An EPA advisory panel has identified a compound used in Teflon as a “likely carcinogen.”
I’ve known for some time that superheating a nonstick pan can kill your canaries, since it releases a toxic gas at high temperatures (which you can pretty much only achieve by turning the stove onto high and leaving an empty pan on the burner, but people do fuck up from time to time). But Teflon is used in all kinds of products, such as Gore-Tex fabrics and pizza boxes, not to mention stain protectors for fabrics and carpets.
But the worst thing about this is, surprise, surprise, the coverup. The company that makes Teflon — DuPont! — knew about this for quite some time:
The EPA is in the midst of a major investigation into how the compound, which is used to make stain- and stick-resistant surfaces and materials for products including Gore-Tex fabrics and pizza boxes, gets into consumers’ blood and whether it affects their health. It is also seeking millions of dollars in fines from DuPont Co., which makes PFOA in Parkersburg, W.Va., on the grounds that the chemical giant failed for 20 years to report possible health and environmental problems linked to the compound.

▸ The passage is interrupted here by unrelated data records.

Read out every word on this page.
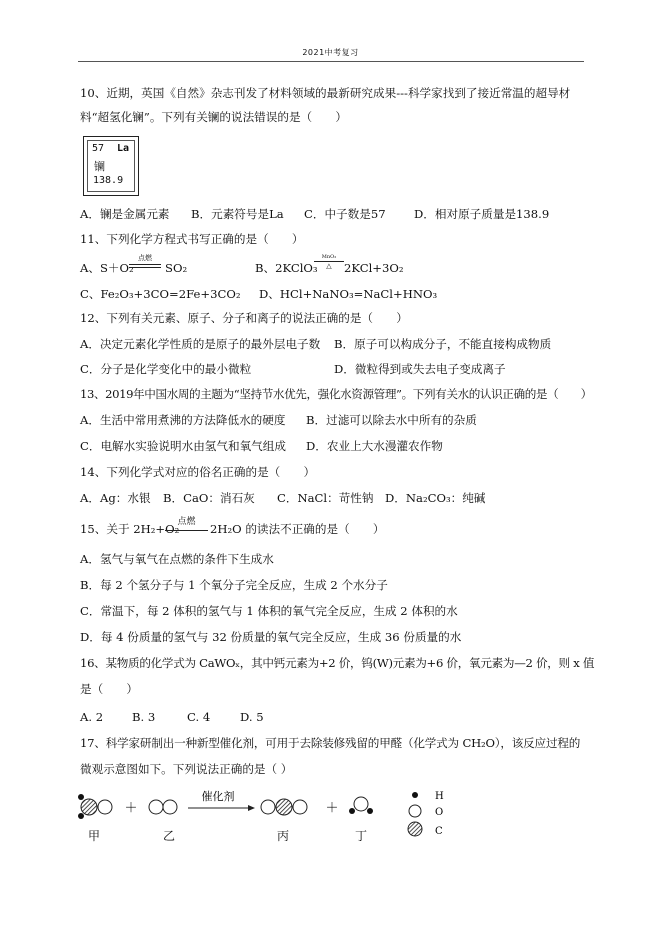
2021中考复习
10、近期，英国《自然》杂志刊发了材料领域的最新研究成果---科学家找到了接近常温的超导材
料“超氢化镧”。下列有关镧的说法错误的是（　　）
57 La
镧
138.9
A．镧是金属元素 B．元素符号是La C．中子数是57 D．相对原子质量是138.9
11、下列化学方程式书写正确的是（　　）
A、S＋O₂
点燃
SO₂	B、2KClO₃
MnO₂
△	2KCl+3O₂
C、Fe₂O₃+3CO=2Fe+3CO₂ D、HCl+NaNO₃=NaCl+HNO₃
12、下列有关元素、原子、分子和离子的说法正确的是（　　）
A．决定元素化学性质的是原子的最外层电子数 B．原子可以构成分子，不能直接构成物质
C．分子是化学变化中的最小微粒	D．微粒得到或失去电子变成离子
13、2019年中国水周的主题为“坚持节水优先，强化水资源管理”。下列有关水的认识正确的是（　　）
A．生活中常用煮沸的方法降低水的硬度 B．过滤可以除去水中所有的杂质
C．电解水实验说明水由氢气和氧气组成 D．农业上大水漫灌农作物
14、下列化学式对应的俗名正确的是（　　）
A．Ag：水银 B．CaO：消石灰 C．NaCl：苛性钠 D．Na₂CO₃：纯碱
15、关于 2H₂+O₂
点燃	2H₂O 的读法不正确的是（　　）
A．氢气与氧气在点燃的条件下生成水
B．每 2 个氢分子与 1 个氧分子完全反应，生成 2 个水分子
C．常温下，每 2 体积的氢气与 1 体积的氧气完全反应，生成 2 体积的水
D．每 4 份质量的氢气与 32 份质量的氧气完全反应，生成 36 份质量的水
16、某物质的化学式为 CaWOₓ，其中钙元素为+2 价，钨(W)元素为+6 价，氧元素为—2 价，则 x 值
是（　　）
A. 2 B. 3	C. 4	D. 5
17、科学家研制出一种新型催化剂，可用于去除装修残留的甲醛（化学式为 CH₂O），该反应过程的
微观示意图如下。下列说法正确的是（ ）
＋
催化剂
＋
H
O
C
甲	乙	丙	丁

God only knows what the cancer rate among their employees is. Or whether they bothered to tell their employees of the potential dangers. That’s what got the asbestos companies in deep shit — they knew about the hazards of asbestos for decades before they got caught (in fact, the reason we have OSHA is due to the malfeasance of asbestos manufacturers). I did asbestos litigation for a while (my firm represented an insurance company that did industrial health stuff back in the 1930s, pre-OSHA), and the human toll is just incredible.

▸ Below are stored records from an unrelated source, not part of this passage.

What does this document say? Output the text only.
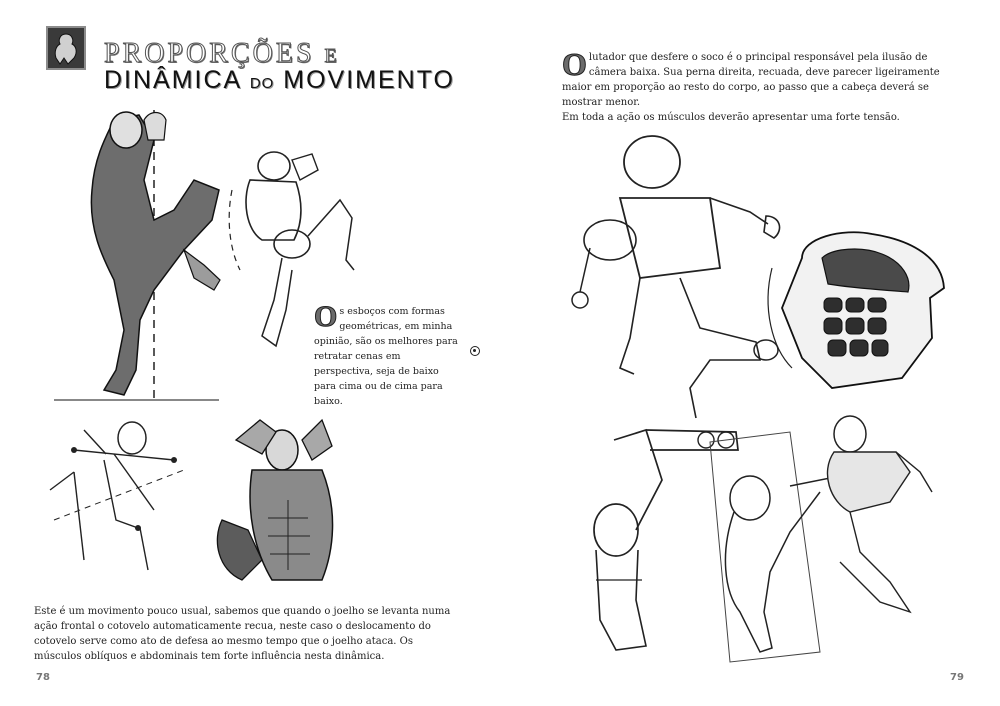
PROPORÇÕES E
DINÂMICA DO MOVIMENTO
O s esboços com formas geométricas, em minha opinião, são os melhores para retratar cenas em perspectiva, seja de baixo para cima ou de cima para baixo.
Este é um movimento pouco usual, sabemos que quando o joelho se levanta numa ação frontal o cotovelo automaticamente recua, neste caso o deslocamento do cotovelo serve como ato de defesa ao mesmo tempo que o joelho ataca. Os músculos oblíquos e abdominais tem forte influência nesta dinâmica.
78
O lutador que desfere o soco é o principal responsável pela ilusão de câmera baixa. Sua perna direita, recuada, deve parecer ligeiramente maior em proporção ao resto do corpo, ao passo que a cabeça deverá se mostrar menor.
Em toda a ação os músculos deverão apresentar uma forte tensão.
79
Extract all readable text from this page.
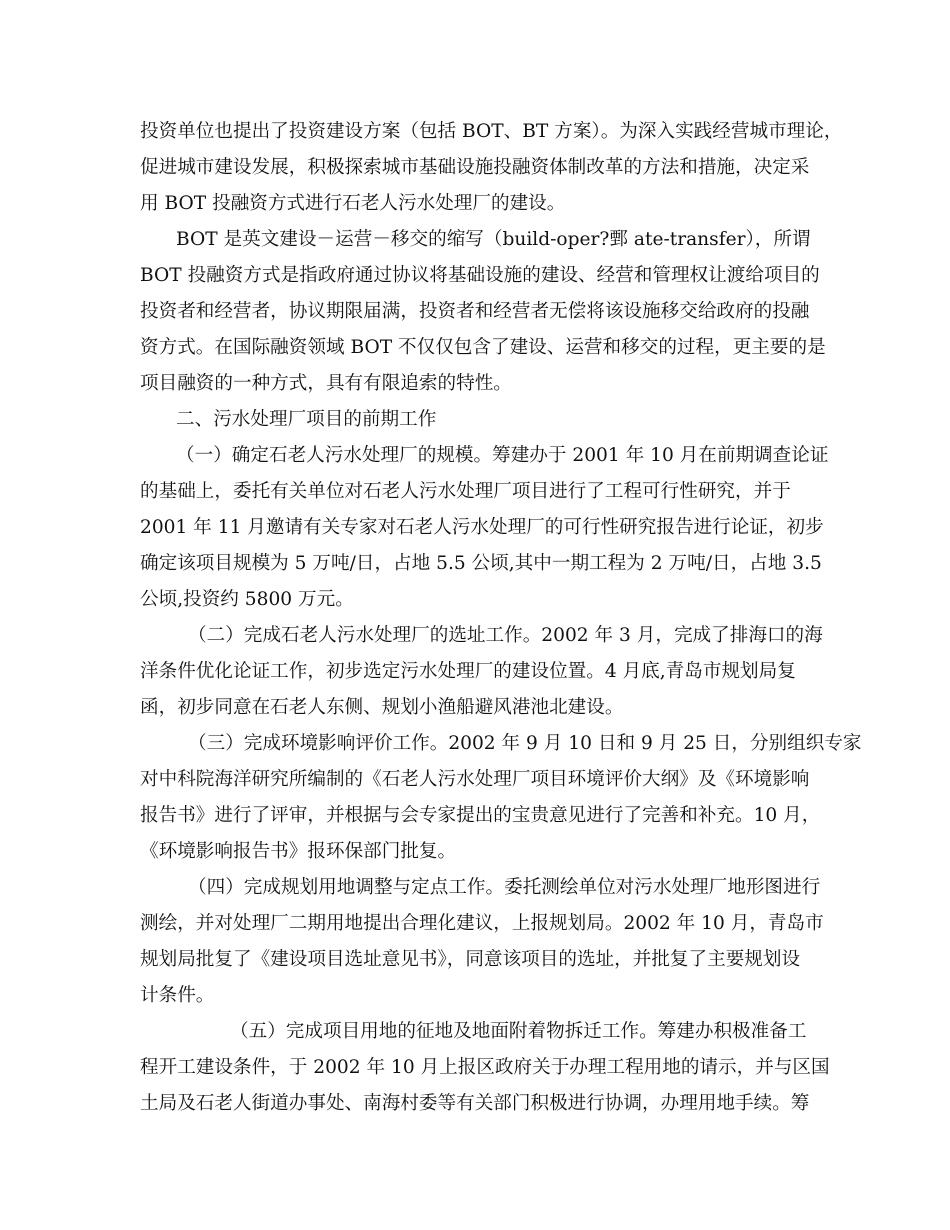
投资单位也提出了投资建设方案（包括 BOT、BT 方案）。为深入实践经营城市理论，
促进城市建设发展，积极探索城市基础设施投融资体制改革的方法和措施，决定采
用 BOT 投融资方式进行石老人污水处理厂的建设。
BOT 是英文建设－运营－移交的缩写（build-oper?鄄 ate-transfer），所谓
BOT 投融资方式是指政府通过协议将基础设施的建设、经营和管理权让渡给项目的
投资者和经营者，协议期限届满，投资者和经营者无偿将该设施移交给政府的投融
资方式。在国际融资领域 BOT 不仅仅包含了建设、运营和移交的过程，更主要的是
项目融资的一种方式，具有有限追索的特性。
二、污水处理厂项目的前期工作
（一）确定石老人污水处理厂的规模。筹建办于 2001 年 10 月在前期调查论证
的基础上，委托有关单位对石老人污水处理厂项目进行了工程可行性研究，并于
2001 年 11 月邀请有关专家对石老人污水处理厂的可行性研究报告进行论证，初步
确定该项目规模为 5 万吨/日，占地 5.5 公顷,其中一期工程为 2 万吨/日，占地 3.5
公顷,投资约 5800 万元。
（二）完成石老人污水处理厂的选址工作。2002 年 3 月，完成了排海口的海
洋条件优化论证工作，初步选定污水处理厂的建设位置。4 月底,青岛市规划局复
函，初步同意在石老人东侧、规划小渔船避风港池北建设。
（三）完成环境影响评价工作。2002 年 9 月 10 日和 9 月 25 日，分别组织专家
对中科院海洋研究所编制的《石老人污水处理厂项目环境评价大纲》及《环境影响
报告书》进行了评审，并根据与会专家提出的宝贵意见进行了完善和补充。10 月，
《环境影响报告书》报环保部门批复。
（四）完成规划用地调整与定点工作。委托测绘单位对污水处理厂地形图进行
测绘，并对处理厂二期用地提出合理化建议，上报规划局。2002 年 10 月，青岛市
规划局批复了《建设项目选址意见书》，同意该项目的选址，并批复了主要规划设
计条件。
（五）完成项目用地的征地及地面附着物拆迁工作。筹建办积极准备工
程开工建设条件，于 2002 年 10 月上报区政府关于办理工程用地的请示，并与区国
土局及石老人街道办事处、南海村委等有关部门积极进行协调，办理用地手续。筹
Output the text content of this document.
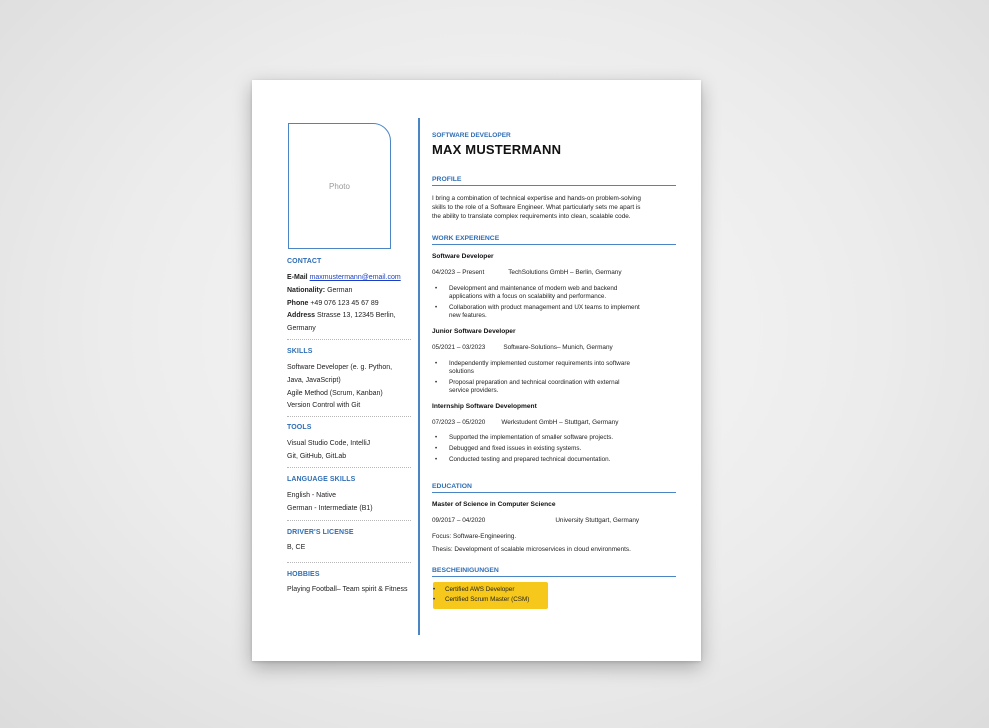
Photo
CONTACT
E-Mail maxmustermann@email.com
Nationality: German
Phone +49 076 123 45 67 89
Address Strasse 13, 12345 Berlin,
Germany
SKILLS
Software Developer (e. g. Python,
Java, JavaScript)
Agile Method (Scrum, Kanban)
Version Control with Git
TOOLS
Visual Studio Code, IntelliJ
Git, GitHub, GitLab
LANGUAGE SKILLS
English - Native
German - Intermediate (B1)
DRIVER'S LICENSE
B, CE
HOBBIES
Playing Football– Team spirit & Fitness
SOFTWARE DEVELOPER
MAX MUSTERMANN
PROFILE
I bring a combination of technical expertise and hands-on problem-solving
skills to the role of a Software Engineer. What particularly sets me apart is
the ability to translate complex requirements into clean, scalable code.
WORK EXPERIENCE
Software Developer
04/2023 – Present	TechSolutions GmbH – Berlin, Germany
• Development and maintenance of modern web and backend
applications with a focus on scalability and performance.
• Collaboration with product management and UX teams to implement
new features.
Junior Software Developer
05/2021 – 03/2023	Software-Solutions– Munich, Germany
• Independently implemented customer requirements into software
solutions
• Proposal preparation and technical coordination with external
service providers.
Internship Software Development
07/2023 – 05/2020	Werkstudent GmbH – Stuttgart, Germany
• Supported the implementation of smaller software projects.
• Debugged and fixed issues in existing systems.
• Conducted testing and prepared technical documentation.
EDUCATION
Master of Science in Computer Science
09/2017 – 04/2020	University Stuttgart, Germany
Focus: Software-Engineering.
Thesis: Development of scalable microservices in cloud environments.
BESCHEINIGUNGEN
• Certified AWS Developer
• Certified Scrum Master (CSM)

I still don’t know what motivates company management to try to suppress stuff like this. I’m sure everyone and their uncle is doing hard-core CYA rather than thinking long-term. But it’s almost always easier to deal with fallout when you admit error and ‘fess up quick. This was a lesson I learned quite early in my legal career, when presented with a senior partner who would lose his temper, but only when you’d really fucked up — to defuse things, all you had to do was say, “Mike, I fucked up. Let me know what I can do to fix it and I’ll learn not to do it again.” Hiding things just made it worse, because he’d find out eventually. That got one of my coworkers fired.
In any event, I own one non-stick pan, a rather nice Calphalon omelet pan I got for a great price using a friend’s employee discount. It doesn’t claim to be Teflon, and the material seems to be integrated rather than sitting on top of the pan, but I just don’t know. Probably won’t have omelets for a while.